Blockchain teknolojisi ve kripto paralar ile hayatımıza giren ICO kavramı, bir sermaye kaynağı olarak yıkıcı yenilikçilik sunduğu kadar pek çok soru işaretini de beraberinde getiriyor.

Bugün dahi gerçek kimliği gizliliğini korumaya devam eden Satoshi Nakamoto’nun 2008 yılında yayınladığı ve 2009 yılında hayata geçen Bitcoin uygulaması temelde yenilikçi ve merkezî yapılara ihtiyaç duymayan bir veri kayıt sisteminden başka bir şey değildi. Zaman içinde Bitcoin bir teorinin uygulaması olmaktan öteye geçerek dijital kayıtların “kripto para” olarak isimlendirildiği bir yapıya dönüştü. Kısa süre içinde Bitcoin benzeri pek çok farklı bağımsız “kripto para” unsuru ortaya çıkarken yeni bir kavram daha doğdu: “ICO”
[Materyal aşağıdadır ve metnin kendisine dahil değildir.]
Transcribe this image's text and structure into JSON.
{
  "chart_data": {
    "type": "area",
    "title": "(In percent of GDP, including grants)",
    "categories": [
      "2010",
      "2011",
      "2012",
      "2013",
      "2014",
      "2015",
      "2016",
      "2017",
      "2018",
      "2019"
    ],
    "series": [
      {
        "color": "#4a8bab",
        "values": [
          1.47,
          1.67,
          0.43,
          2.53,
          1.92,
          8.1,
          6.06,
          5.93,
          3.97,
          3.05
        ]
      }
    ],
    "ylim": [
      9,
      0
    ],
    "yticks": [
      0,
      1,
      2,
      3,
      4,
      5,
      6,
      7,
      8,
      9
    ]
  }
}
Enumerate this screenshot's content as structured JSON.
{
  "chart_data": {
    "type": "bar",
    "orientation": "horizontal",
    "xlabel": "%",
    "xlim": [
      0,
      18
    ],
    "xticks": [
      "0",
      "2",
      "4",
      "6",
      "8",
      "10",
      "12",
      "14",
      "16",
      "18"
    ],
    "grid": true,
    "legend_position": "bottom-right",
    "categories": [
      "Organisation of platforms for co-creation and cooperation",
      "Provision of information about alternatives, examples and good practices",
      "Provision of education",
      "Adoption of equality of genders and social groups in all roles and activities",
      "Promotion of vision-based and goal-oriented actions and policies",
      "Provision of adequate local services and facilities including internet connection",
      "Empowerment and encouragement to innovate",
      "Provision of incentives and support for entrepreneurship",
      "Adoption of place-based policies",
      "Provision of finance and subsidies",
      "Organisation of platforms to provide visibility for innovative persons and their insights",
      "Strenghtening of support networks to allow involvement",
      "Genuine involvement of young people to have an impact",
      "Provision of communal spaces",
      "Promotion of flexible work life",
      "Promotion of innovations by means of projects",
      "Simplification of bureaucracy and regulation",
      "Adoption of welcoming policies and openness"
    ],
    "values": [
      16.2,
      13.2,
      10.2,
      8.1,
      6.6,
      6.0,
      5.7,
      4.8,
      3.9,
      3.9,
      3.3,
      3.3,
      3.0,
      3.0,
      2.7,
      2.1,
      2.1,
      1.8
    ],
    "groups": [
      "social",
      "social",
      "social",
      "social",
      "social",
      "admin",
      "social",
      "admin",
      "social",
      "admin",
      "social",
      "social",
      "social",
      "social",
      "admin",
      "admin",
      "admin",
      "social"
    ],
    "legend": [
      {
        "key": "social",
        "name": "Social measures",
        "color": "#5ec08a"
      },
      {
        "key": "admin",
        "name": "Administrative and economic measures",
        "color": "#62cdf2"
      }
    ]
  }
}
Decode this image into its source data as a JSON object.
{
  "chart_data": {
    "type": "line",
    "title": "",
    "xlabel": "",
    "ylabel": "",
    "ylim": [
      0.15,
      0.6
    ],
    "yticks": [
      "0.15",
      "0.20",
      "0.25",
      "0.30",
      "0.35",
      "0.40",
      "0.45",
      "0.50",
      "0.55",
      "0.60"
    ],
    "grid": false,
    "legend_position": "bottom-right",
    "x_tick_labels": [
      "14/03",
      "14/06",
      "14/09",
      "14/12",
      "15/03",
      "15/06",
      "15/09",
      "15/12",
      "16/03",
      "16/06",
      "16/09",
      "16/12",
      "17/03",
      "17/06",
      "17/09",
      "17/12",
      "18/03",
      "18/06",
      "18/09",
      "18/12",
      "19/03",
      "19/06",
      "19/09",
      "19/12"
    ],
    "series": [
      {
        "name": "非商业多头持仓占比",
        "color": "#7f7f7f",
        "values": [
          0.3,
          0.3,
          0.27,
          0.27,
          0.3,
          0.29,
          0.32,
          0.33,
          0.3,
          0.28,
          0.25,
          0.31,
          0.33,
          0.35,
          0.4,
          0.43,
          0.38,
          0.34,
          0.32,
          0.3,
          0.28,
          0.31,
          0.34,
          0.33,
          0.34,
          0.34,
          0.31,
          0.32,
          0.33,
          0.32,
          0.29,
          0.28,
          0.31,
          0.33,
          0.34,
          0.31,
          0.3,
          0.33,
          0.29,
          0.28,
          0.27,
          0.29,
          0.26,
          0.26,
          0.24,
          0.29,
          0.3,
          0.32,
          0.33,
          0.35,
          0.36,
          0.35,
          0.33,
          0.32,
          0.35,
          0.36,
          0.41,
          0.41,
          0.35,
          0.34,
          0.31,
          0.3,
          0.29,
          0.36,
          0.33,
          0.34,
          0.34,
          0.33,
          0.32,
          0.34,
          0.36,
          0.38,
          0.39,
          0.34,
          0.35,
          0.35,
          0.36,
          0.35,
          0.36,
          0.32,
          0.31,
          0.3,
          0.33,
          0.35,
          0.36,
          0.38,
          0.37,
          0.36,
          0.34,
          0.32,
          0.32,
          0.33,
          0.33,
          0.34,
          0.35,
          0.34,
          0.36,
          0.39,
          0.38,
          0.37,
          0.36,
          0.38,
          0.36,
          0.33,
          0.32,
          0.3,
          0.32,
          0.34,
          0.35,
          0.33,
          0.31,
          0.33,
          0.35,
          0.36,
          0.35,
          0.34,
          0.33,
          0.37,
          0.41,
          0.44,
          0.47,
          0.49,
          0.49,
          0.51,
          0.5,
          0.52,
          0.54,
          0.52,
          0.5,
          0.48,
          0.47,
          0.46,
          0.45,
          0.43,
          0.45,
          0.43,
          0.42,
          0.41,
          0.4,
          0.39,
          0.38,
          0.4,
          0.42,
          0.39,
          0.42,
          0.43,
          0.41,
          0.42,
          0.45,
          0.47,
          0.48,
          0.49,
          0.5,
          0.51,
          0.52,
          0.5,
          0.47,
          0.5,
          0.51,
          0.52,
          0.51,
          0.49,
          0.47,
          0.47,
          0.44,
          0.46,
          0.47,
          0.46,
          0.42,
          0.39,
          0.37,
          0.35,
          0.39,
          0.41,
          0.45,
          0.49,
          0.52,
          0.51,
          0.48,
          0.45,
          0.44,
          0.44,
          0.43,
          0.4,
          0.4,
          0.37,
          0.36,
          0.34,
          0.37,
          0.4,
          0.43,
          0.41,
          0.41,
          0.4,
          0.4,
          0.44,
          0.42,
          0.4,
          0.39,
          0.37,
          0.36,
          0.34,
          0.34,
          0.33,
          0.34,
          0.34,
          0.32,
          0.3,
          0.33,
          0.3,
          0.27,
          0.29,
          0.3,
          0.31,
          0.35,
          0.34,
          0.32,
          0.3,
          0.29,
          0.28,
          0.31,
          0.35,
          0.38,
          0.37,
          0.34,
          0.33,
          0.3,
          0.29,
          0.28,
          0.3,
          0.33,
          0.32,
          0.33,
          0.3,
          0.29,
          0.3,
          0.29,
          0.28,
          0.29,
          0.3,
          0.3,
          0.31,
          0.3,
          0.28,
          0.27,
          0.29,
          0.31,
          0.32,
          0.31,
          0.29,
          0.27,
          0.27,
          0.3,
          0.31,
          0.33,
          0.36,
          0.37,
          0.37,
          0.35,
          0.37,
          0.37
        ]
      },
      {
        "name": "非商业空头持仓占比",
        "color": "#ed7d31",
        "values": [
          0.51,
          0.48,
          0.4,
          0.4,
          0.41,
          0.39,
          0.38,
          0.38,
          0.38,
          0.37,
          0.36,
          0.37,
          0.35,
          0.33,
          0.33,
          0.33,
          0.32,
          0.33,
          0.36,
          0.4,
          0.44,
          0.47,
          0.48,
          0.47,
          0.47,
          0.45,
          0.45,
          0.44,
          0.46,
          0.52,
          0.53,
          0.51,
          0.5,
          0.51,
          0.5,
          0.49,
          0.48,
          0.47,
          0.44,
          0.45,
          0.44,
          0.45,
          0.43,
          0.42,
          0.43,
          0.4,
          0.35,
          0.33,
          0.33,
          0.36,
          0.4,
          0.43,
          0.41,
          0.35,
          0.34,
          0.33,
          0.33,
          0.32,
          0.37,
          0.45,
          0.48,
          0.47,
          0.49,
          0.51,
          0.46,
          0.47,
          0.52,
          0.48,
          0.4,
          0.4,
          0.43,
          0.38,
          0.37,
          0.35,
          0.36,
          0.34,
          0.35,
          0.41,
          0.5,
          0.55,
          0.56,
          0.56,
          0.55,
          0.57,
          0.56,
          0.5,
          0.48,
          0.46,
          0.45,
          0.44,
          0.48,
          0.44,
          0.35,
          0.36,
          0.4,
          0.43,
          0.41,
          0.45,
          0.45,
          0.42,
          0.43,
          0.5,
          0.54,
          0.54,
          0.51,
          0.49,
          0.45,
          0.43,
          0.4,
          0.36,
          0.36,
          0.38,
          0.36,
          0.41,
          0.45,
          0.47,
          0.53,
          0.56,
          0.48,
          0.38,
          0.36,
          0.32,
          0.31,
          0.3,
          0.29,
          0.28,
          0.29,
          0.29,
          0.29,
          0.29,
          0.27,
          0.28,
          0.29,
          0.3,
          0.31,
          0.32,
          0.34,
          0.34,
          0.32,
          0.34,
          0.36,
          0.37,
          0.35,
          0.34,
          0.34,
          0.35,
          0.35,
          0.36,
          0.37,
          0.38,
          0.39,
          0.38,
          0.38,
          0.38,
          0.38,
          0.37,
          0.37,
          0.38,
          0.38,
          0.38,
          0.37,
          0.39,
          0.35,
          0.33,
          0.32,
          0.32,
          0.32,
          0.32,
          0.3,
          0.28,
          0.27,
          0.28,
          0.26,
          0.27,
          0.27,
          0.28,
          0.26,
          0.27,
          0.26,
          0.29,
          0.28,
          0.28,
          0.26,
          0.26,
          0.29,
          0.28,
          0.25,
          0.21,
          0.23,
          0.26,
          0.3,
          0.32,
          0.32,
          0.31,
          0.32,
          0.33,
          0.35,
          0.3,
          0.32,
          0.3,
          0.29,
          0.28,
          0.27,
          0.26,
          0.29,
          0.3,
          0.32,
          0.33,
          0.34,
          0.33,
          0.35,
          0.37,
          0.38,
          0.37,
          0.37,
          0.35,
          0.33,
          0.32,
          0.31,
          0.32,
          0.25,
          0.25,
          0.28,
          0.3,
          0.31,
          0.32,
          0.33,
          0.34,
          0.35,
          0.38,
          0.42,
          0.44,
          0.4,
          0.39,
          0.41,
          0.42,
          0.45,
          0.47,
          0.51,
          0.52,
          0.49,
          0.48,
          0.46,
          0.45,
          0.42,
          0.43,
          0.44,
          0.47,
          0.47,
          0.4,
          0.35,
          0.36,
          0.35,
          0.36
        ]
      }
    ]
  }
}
“Initial Coin Offering” ifadesinin ilk harflerinden oluşan ICO kısaltması temel olarak piyasaya ilk kez sürülecek bir kripto paranın öncül olarak kullanıcılara sunulmasını ifade ediyor. Bu süreç, gerçekleştirilecek projenin hedefi, yapısı, ekibi gibi bir takım temel bilgileri potansiyel ilgililere sunmak ve oluşturduğu güven yapısı ile sermaye amaçlı kaynak toplamayı hedefliyor.

İlk ICO: Bitcoin
Kulağa ilginç gelebilir ancak ilk ICO, Bitcoin Blockchain Platformu’nun kendisidir. 2008 yılında bir makale olarak ortaya çıkan ve ilk pratik kaydı 2009 yılında gerçekleşen Bitcoin Blockchain Platformu’nun ICO yöntemi; sisteme inanan kullanıcıların bir kayıt ve mutabakat noktası (Node) oluşturması ve bu sürece dâhil olmasını beklemektedir. Bu sürece dâhil olup başarı ile blok ekleyenlere ise ödül olarak Bitcoin Blockchain Platformu üzerinde eşsiz ve inkâr edilemez, kopyalanamaz, imha edilemez, yapısı bozulamaz Bitcoin kaydı sunulmuştur.

Bitcoin Blockchain Platformu dışında kayıtlara geçen ilk ICO, 2013 yılında gerçekleşen Mastercoin arzı olmakla birlikte bu kavramın yoğun şekilde hayatımıza girmesini sağlayan yine bir ICO ile hayata geçirilen Ethereum Blockchain Platformu olmuştur.

Ethereum ve ICO ilişkisi
ICO süreci başladıktan sonra ilk 12 saat içinde 3 bin 700 Bitcoin yatırımı toplayan Ethereum Blockchain Platformu, Bitcoin Blockchain Platformu’ndan farklı olarak Blockchain dünyasında akıllı sözleşmeleri (Smart Contracts) sunmuştur. Bu yazının konusu akıllı sözleşmeler olmadığı için bu konunun detaylarına girmeyeceğiz ancak akıllı sözleşmeler sayesinde çok hızlı şekilde, üstelik yeni bir Blockchain platformu oluşturmadan, Ethereum Blockchain Platformu üzerinde Token adı verilen özel kayıtlar oluşturulabilmektedir.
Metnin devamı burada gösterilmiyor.